As frustration continues over the continued crime, local leaders are looking for ways to address the issue and put potential solutions on the table. A group of stakeholders from Dane County that included the Madison Police Department, Madison Metropolitan School District, the United Way, the city of Madison, and county officials came together to come up with solutions last year.
One potential idea was a mentoring program that could match mentors with at-risk teens to give them more positive role models in the community.
“The youth themselves had said that they would want a mentor,” said Big Brothers Big Sisters of Dane County CEO Sandy Morales. “Or if they had a mentor to talk to, have conversations with, perhaps that might be helpful in the types of decisions that they’re making when it comes to their safety and the safety of others.”
10 teens were chosen by the Juvenile Justice Program to be matched with 10 mentors chosen by five organizations across the county. The pilot program will last for about three months.
The five organizations include BBBS, Trained to Grow, Focused Interruption Coalition, Charles Hamilton Houston Institute, and Mellowhood Foundation. Of the five, BBBS is playing the smallest role by working to screen potential mentors.
“We will provide the screening and the background checks, and they will go through an orientation training,” said Morales.
The other organizations are taking a direct approach to mentoring. Finding the right volunteers is still a big deal for the program.

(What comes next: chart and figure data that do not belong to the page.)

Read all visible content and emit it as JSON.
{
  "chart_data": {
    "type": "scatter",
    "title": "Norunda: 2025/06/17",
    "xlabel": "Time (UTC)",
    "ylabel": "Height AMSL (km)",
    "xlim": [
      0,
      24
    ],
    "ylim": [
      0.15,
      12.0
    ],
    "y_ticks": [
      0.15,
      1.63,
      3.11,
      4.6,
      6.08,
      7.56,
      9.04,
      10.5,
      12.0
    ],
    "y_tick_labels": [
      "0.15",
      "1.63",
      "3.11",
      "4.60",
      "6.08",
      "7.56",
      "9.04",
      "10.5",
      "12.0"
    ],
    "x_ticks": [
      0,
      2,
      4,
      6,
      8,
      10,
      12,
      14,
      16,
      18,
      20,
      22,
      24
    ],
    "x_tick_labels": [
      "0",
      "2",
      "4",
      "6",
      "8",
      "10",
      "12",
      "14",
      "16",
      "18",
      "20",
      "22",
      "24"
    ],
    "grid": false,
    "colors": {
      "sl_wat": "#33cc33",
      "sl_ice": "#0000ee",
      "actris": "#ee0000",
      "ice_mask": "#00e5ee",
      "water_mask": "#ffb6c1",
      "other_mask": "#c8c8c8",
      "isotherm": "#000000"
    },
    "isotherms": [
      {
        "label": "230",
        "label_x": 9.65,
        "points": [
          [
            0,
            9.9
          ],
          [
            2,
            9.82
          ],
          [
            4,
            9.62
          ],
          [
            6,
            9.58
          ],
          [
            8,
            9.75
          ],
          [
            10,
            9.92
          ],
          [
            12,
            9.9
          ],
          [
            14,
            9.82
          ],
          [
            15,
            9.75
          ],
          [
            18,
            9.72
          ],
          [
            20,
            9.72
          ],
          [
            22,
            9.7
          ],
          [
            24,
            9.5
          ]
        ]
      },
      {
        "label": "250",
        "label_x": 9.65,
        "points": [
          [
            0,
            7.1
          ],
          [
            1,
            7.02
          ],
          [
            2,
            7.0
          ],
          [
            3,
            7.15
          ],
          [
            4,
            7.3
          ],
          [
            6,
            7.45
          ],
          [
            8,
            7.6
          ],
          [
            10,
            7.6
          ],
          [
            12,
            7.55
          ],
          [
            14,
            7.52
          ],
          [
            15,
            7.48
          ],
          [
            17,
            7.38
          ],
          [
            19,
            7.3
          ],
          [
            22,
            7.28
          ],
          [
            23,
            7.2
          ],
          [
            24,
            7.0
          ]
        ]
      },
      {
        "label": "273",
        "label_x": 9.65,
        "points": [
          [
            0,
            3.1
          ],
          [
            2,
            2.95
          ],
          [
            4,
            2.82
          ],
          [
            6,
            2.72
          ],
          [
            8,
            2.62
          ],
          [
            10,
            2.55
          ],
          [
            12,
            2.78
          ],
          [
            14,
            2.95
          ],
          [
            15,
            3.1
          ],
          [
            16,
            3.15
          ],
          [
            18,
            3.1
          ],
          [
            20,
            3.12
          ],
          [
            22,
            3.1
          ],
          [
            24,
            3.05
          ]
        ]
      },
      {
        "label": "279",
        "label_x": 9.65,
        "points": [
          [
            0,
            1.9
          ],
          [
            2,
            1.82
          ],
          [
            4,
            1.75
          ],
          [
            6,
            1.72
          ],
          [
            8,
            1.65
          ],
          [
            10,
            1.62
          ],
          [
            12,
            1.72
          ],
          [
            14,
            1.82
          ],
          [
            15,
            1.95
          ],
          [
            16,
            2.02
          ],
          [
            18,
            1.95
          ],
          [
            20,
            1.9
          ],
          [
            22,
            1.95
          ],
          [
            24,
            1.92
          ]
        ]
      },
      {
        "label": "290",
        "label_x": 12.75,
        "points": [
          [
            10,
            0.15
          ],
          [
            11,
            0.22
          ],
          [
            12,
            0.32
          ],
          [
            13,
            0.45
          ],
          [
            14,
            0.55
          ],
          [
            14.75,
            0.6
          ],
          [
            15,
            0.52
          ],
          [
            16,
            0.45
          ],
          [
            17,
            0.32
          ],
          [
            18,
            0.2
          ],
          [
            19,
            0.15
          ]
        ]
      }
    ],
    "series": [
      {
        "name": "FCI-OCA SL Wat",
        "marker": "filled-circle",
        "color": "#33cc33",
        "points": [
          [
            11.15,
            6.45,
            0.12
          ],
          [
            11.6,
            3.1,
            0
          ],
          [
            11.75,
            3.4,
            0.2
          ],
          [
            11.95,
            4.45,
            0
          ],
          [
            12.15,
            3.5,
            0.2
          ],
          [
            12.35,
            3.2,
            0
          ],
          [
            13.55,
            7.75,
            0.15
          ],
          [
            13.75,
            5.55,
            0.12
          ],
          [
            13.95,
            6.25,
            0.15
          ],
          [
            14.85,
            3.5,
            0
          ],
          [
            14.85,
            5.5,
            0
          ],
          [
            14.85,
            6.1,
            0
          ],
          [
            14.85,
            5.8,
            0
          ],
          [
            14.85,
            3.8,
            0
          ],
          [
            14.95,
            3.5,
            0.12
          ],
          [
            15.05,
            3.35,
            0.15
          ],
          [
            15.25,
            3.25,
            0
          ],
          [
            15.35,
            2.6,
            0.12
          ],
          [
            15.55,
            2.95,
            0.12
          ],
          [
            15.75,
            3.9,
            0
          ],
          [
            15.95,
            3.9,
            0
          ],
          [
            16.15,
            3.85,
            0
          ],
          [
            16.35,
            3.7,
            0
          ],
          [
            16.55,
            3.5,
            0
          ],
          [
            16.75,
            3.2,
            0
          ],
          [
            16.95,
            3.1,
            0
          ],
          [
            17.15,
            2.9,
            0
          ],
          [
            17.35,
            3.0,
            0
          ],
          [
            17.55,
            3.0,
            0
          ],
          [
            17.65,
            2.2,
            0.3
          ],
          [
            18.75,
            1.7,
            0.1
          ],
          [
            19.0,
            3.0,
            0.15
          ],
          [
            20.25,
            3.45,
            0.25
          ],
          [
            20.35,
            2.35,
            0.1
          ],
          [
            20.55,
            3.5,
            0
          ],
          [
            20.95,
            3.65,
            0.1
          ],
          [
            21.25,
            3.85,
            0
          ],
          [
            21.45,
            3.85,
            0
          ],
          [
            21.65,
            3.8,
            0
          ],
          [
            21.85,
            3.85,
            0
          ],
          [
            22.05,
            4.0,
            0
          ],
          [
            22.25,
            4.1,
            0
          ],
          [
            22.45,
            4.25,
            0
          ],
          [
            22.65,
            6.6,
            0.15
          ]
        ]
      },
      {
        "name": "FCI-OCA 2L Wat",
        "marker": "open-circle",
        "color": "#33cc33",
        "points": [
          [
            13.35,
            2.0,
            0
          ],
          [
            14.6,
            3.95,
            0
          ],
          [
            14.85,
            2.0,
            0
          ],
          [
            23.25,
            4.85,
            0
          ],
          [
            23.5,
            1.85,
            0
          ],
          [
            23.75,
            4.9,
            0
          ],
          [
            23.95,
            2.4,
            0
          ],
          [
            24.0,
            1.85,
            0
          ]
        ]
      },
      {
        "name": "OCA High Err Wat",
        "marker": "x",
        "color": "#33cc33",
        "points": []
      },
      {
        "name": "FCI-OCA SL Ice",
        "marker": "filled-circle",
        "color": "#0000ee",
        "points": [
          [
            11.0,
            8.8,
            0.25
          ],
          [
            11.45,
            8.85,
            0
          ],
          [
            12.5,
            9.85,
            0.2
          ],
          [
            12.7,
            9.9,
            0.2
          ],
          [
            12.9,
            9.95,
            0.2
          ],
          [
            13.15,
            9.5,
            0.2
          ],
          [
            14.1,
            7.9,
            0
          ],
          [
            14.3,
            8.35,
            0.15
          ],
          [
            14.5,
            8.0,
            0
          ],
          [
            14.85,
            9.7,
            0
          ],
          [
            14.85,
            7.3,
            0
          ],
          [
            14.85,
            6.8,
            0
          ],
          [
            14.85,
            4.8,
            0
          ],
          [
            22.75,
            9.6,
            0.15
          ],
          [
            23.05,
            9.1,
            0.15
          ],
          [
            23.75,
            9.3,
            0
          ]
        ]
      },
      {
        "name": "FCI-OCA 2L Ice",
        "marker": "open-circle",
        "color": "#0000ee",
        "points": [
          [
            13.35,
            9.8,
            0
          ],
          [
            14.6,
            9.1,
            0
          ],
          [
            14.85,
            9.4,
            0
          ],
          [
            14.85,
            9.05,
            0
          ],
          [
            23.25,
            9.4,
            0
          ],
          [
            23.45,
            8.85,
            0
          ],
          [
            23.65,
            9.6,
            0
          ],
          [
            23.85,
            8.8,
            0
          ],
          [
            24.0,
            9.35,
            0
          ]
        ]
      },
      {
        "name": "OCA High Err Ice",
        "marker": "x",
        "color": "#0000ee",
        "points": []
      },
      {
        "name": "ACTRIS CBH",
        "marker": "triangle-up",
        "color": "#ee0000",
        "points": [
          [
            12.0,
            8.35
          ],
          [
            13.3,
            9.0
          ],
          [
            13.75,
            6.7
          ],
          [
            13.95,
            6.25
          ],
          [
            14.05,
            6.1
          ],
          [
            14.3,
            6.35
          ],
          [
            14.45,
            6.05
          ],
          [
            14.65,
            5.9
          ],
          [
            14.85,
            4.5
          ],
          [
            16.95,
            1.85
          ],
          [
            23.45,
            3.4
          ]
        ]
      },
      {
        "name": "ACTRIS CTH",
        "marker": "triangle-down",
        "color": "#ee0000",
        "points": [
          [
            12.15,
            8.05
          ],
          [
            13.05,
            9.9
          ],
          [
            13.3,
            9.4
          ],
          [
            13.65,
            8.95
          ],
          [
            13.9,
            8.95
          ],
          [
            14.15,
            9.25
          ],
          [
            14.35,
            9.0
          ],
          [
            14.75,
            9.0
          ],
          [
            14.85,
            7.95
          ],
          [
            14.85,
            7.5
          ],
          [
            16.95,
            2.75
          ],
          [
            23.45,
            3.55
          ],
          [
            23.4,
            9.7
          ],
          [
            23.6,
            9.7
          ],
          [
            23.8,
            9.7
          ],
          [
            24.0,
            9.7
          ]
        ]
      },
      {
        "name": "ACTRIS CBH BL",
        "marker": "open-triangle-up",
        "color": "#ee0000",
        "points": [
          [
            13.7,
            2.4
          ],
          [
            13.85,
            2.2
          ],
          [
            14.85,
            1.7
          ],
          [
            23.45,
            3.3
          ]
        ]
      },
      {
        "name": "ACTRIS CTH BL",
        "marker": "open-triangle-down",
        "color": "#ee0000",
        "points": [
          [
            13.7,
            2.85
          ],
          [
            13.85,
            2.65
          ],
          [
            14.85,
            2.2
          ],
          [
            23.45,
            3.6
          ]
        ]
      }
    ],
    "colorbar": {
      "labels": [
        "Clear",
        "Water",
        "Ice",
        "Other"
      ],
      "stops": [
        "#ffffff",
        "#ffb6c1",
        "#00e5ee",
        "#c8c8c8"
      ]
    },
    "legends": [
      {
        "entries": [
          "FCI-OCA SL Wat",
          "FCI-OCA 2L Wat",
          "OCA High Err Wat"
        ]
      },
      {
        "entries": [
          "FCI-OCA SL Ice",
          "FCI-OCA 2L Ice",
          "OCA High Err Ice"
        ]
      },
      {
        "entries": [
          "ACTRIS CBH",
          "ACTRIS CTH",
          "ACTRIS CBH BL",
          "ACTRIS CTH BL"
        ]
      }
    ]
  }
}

“It’s definitely about making sure we have a mentor that is willing to not just commit to mentoring but being a very strong support for the youth that we’re trying to serve,” said Morales.
So far, Big Brothers Big Sisters has been able to match one volunteer with one of the teens in the pilot program. Morales said locking teens up and making them face adult consequences isn’t going to be the best solution to the continued problem.
“At the end of the day, these are kids, and we can’t just throw them away,” she said. “There’s a lot of potential there that we cannot lose out.”
There will be frequent meetings between the organizations to monitor the programs progress. Local leaders hope that if it’s a success, they can get funding to expand it to more teens.